Ingredients
Equipment
Method
Cookies
- Preheat your oven to 350°F (177°C) and line two baking sheets with parchment paper.
- In a large mixing bowl, whisk together all-purpose flour, cornstarch, baking powder, baking soda, salt, and culinary-grade matcha powder until well combined.
- In a separate bowl, beat the softened unsalted butter and granulated sugar together for 2-3 minutes until light and fluffy.
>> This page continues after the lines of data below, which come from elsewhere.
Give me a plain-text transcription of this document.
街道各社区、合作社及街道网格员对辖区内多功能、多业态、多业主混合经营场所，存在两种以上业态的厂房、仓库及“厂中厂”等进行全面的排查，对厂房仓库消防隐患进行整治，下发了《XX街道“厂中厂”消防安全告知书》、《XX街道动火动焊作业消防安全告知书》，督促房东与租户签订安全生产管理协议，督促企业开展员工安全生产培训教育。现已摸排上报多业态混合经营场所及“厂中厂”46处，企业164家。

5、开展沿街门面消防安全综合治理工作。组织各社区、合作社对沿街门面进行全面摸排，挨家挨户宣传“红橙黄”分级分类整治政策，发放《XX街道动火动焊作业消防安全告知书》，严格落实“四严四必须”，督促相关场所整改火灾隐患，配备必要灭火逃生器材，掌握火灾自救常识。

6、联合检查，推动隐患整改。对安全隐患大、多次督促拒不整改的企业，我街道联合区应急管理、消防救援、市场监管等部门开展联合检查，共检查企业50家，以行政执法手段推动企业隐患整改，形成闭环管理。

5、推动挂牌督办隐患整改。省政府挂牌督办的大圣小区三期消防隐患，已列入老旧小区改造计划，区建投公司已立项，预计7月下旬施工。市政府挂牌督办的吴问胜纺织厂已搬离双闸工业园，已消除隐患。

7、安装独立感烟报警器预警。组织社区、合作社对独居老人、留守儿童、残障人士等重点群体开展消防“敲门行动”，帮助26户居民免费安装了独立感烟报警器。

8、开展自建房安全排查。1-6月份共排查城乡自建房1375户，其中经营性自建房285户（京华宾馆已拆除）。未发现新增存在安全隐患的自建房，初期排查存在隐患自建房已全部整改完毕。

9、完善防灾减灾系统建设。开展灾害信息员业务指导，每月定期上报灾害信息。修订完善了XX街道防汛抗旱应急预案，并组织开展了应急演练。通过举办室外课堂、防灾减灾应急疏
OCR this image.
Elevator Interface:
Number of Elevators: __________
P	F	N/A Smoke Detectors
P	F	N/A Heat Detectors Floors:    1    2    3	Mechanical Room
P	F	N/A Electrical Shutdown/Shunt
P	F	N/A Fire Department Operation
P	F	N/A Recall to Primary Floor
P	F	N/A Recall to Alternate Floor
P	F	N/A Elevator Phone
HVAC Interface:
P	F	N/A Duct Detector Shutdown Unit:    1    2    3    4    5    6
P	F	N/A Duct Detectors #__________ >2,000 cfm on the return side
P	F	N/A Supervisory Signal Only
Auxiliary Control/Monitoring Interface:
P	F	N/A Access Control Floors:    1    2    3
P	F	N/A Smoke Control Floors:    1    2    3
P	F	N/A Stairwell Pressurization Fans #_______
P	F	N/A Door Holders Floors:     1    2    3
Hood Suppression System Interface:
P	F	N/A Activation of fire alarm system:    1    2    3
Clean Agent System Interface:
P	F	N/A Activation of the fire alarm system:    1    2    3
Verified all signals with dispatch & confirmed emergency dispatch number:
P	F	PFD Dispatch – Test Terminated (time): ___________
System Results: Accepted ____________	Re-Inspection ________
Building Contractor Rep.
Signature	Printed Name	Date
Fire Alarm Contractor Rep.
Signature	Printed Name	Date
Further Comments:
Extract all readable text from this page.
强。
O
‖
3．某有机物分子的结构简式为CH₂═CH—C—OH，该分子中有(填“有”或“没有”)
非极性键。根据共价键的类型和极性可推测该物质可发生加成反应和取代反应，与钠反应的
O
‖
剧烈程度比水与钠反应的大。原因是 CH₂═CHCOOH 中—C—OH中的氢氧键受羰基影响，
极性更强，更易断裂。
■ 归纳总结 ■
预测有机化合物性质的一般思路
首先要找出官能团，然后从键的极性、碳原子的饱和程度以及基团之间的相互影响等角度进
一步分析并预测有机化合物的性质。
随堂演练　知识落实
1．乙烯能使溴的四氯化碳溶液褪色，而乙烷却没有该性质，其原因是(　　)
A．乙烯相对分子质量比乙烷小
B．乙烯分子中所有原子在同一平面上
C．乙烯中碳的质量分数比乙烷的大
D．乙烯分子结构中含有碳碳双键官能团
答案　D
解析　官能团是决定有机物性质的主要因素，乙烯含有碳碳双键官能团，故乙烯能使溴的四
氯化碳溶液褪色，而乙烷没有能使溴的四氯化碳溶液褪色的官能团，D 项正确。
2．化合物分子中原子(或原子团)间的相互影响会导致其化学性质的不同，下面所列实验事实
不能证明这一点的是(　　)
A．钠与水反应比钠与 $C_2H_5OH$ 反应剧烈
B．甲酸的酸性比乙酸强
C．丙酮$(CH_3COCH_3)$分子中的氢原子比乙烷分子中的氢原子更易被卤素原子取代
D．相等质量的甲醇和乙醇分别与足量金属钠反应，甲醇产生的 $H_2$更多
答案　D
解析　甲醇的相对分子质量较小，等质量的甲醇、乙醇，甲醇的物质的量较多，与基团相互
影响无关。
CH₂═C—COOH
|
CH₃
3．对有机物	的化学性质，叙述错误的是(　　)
- Add the egg, sour cream, and vanilla extract to the butter mixture and mix until smooth.
- Gradually add the dry ingredient mixture to the wet ingredients and mix on low speed until a soft dough forms.
- Scoop out 2-tablespoon portions of dough, roll into balls, flatten slightly, and chill in the refrigerator for at least 20 minutes.
- Bake the chilled dough in the oven for 9-11 minutes until edges are set and centers look slightly underdone.
- Remove from the oven and cool on baking sheets for about 5 minutes, then transfer to a wire rack.
Lavender Frosting
- Heat the whole milk or heavy cream and steep the culinary lavender buds for about 10 minutes. Strain to remove buds and beat with softened butter and powdered sugar until smooth.
- Gradually add the lavender-infused milk until reaching desired consistency. Frost cookies once cool.
Nutrition
Notes
For best results, follow each step closely and chill dough as directed to maintain shape.